Ask Your Question

Revision history [back]

click to hide/show revision 1
initial version

As I could see in the output of fdb/show what was happening was that the switch was learning the wrong port number for mac addresses of virtual machines connected to it.

I have now found out why.

We have two interfaces on the host, connected to different switches. They are bonded, in active passive. So packets get only send out on one, and whatever traffic comes in on the standby link is ignored. That works.

Now when a VM tries to connect to another host it will send out a an arp packet, which eventually gets send out over the active link of the bonded pair, but because switches will flood broadcast traffic over all their ports it will be received again on the standby link. I always asumed that it would there just get dropped. But ovswitch puts both the interface in promiscuous mode. And there was the root of our problem. This ignores that they are bonded.

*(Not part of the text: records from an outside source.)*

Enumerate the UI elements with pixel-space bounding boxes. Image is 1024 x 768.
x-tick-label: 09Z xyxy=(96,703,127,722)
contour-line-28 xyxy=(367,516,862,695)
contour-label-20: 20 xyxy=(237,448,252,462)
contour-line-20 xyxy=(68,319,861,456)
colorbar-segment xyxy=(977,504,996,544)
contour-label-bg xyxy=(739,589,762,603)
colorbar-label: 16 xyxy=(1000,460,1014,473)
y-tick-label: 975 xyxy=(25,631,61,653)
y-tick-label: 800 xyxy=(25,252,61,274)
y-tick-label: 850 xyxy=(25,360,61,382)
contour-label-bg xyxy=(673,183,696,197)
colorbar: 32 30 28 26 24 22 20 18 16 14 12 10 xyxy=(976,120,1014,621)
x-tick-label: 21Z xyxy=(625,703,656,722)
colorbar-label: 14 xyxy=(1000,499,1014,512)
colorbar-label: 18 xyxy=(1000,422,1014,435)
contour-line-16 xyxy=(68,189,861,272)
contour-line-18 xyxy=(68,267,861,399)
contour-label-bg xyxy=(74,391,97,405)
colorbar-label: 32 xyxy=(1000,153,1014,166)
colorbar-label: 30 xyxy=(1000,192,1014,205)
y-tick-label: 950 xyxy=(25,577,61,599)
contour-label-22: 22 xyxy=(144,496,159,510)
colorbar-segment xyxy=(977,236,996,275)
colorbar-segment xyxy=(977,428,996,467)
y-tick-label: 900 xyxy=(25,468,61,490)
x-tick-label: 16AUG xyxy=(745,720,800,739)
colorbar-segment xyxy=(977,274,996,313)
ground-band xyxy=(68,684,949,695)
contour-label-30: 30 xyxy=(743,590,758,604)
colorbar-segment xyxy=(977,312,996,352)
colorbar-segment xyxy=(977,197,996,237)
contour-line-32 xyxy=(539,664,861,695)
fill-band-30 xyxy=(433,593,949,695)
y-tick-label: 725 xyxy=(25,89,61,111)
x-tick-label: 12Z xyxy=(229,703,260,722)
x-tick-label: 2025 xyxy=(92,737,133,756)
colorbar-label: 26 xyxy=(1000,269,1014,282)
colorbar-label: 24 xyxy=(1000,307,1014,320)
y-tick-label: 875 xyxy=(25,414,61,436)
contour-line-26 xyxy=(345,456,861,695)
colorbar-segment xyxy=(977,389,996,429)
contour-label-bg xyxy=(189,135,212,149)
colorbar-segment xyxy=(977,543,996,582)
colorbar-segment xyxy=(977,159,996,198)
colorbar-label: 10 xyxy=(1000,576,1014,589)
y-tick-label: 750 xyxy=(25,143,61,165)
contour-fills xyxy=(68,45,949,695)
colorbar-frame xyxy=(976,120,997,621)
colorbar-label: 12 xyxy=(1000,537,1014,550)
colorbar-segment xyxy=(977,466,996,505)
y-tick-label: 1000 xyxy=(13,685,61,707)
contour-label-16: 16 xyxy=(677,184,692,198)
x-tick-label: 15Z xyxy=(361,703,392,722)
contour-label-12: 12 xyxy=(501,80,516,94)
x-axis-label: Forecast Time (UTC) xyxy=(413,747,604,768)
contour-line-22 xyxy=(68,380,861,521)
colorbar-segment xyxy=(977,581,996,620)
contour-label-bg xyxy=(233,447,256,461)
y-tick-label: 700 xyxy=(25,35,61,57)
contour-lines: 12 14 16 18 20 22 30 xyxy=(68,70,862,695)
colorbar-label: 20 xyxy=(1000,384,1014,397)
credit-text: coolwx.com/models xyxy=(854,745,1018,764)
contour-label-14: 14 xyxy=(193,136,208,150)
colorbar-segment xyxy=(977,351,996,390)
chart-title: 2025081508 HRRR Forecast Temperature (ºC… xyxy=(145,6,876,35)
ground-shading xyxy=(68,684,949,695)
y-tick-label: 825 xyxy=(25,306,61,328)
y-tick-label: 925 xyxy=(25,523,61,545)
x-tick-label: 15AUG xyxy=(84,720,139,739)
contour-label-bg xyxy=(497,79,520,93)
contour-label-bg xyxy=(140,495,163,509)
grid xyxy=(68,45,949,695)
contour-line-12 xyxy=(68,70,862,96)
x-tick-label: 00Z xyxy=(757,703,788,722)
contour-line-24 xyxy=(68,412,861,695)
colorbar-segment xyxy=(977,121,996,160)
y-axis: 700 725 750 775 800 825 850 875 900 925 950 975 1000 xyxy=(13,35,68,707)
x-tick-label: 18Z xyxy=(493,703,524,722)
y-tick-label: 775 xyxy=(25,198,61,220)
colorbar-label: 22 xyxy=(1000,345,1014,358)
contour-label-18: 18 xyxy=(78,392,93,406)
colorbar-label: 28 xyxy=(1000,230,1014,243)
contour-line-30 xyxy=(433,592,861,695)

So server AAA wants to contact BBB, and sends out an "who has x.x.x.x, tell y.y.y.y" arp packet, with source AAA and destination FFF.

Ovswitch first sees this packet on port 8, and enters "8 AAA" in it's mac table. The packets is flooded out all ports. Via port 1 it ends up on our switch, which floods it out all its ports, and then via the second switch this packet again arrives back on port 1 of the ovswitch, which then changes "8 AAA" in to "1 AAA". And this messes up everything...

I disabled one of the links in the bonded pair and the problem went away. But this is just a workaround.

I will have to do this differently. I'm thinking along the lines of moving the bonding in to the ovswitch. But this requires a reconfiguration of the network, and I therefore need to first enable an out of band connection to it.